Her family emigrated to the United States in 1889, settling in Oakland, California. In 1917, she married Herman Oliver Albright (born Herman Oliver Albrecht in Germany; 1876–1944), also a landscape painter.

She died on September 7, 1959 in San Francisco. Her papers are held by the Bancroft Library at the University of California, Berkeley.

==Art education and career==
She got her early training in art from her father and was only 16 when she sold her first artwork. For a time she worked as an illustrator for the San Francisco Examiner, contributing courtroom sketches and society portraits. She eventually earned enough money as an illustrator to afford a trip to Europe for further art training, enrolling at the Académie Delécluse in the late 1890s. By 1903, she was exhibiting at the Paris Salon.

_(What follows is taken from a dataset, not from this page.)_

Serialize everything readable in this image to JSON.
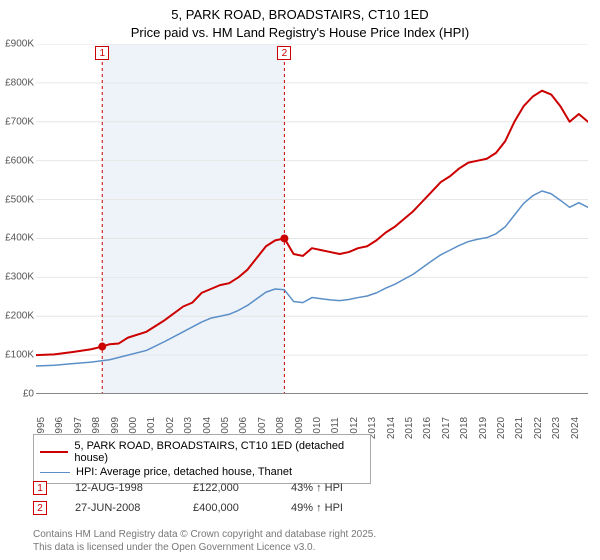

Albright stayed abroad for several years, making occasional return trips to California. When she returned to the Bay Area for good in 1912, she opened a painting and printmaking studio on Post Street. An established artist by then, she joined the faculty at the California School of Fine Arts in 1917, teaching painting and etching. She was promoted to associate professor in 1932 and remained at the school until she retired in 1946. Her students there included Victor Arnautoff. She also sat on the school's board of directors.

Albright was often commissioned to make portraits, and her portrait etchings drew praise for their skillful likenesses and clear, minimal lines. She is also known for her Cubism-inflected Post-Impressionist landscapes done in oil on wood. Critics noted the strong influence of Paul Cézanne on her paintings but considered that her work succeeded on its own merits. She exhibited widely, winning a bronze medal for one of her portraits at the 1915 Panama–Pacific International Exposition. Her work is in the collections of museums including the Metropolitan Museum of Art, the Oakland Museum, and the De Young Museum.

She was active in Bay Area art organizations, becoming a charter member of the California Society of Etchers and the director of the San Francisco Society of Women Artists and serving on many prize juries.